Le zone setacciate dai Carabinieri – i quartieri spagnoli e la sanità – in questo periodo storico sono state teatro di recenti fatti di cronaca e il Comando Provinciale Carabinieri di Napoli ha disposto maggiori controlli.

Nei quartieri spagnoli, i Carabinieri della Compagnia Napoli Centro insieme a quelli del Reggimento Campania hanno identificato 49 persone (di questi ben 30 i pregiudicati) e controllato 21 veicoli. Durante i controlli è finito in manette Giuseppe Corbo, 42enne del posto già noto alle forze dell’ordine. Corbo è stato arrestato per evasione perché trovato fuori dalla propria abitazione nonostante fosse sottoposto alla misura degli arresti domiciliari. 3 le persone denunciate a piede libero: un uomo per aver fornito false attestazioni sulla propria identità, un centauro per guida reiterata senza patente con recidiva nel biennio ed infine un parcheggiatore abusivo del centro storico. 3 i ragazzi segnalati alla prefettura perché trovati in possesso di modiche quantità di sostanze stupefacente.
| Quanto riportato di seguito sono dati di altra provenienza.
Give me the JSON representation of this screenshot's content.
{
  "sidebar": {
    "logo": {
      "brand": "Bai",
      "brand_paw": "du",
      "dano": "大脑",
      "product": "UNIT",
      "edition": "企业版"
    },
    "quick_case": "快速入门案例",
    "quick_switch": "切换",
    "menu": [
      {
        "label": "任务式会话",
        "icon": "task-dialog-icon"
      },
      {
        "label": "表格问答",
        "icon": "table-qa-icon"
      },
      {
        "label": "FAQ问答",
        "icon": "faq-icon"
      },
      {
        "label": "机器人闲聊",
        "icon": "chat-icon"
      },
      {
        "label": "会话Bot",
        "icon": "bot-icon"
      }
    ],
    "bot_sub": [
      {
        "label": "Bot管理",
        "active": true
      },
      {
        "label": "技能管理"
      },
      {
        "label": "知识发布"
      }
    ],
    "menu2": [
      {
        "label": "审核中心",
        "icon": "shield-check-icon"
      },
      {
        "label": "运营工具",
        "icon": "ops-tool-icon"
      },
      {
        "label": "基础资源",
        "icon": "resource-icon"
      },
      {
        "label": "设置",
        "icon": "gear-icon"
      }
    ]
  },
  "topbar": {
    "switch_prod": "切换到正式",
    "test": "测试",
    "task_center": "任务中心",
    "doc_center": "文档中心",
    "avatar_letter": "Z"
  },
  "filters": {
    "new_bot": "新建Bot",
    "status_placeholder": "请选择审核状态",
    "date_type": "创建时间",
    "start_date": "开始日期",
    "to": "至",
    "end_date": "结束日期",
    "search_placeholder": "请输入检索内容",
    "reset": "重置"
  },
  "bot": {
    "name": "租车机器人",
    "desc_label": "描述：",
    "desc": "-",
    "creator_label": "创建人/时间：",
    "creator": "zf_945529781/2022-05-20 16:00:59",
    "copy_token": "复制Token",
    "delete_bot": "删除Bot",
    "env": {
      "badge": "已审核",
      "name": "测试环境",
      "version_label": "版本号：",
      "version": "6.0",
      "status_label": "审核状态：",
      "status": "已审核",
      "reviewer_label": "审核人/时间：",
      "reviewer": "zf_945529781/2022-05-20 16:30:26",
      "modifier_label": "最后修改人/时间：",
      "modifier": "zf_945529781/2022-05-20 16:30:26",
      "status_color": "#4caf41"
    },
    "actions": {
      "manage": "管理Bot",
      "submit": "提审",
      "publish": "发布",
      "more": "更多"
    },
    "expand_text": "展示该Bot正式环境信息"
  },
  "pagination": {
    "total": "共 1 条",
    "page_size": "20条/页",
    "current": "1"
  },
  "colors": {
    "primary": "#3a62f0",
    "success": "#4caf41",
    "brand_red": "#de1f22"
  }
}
Questa notte, in piazza San Giovanni Maggiore, i Carabinieri del Nucleo operativo della compagnia napoli centro hanno arrestato per spaccio di droga un 37enne di origine senegalese. I militari lo hanno bloccato mentre cedeva a 2 “clienti” delle dosi di marijuana. L’arrestato è in attesa di giudizio.

Il rione sanità ha visto impegnati i motociclisti del nucleo radiomobile di Napoli per i controlli ai motocicli.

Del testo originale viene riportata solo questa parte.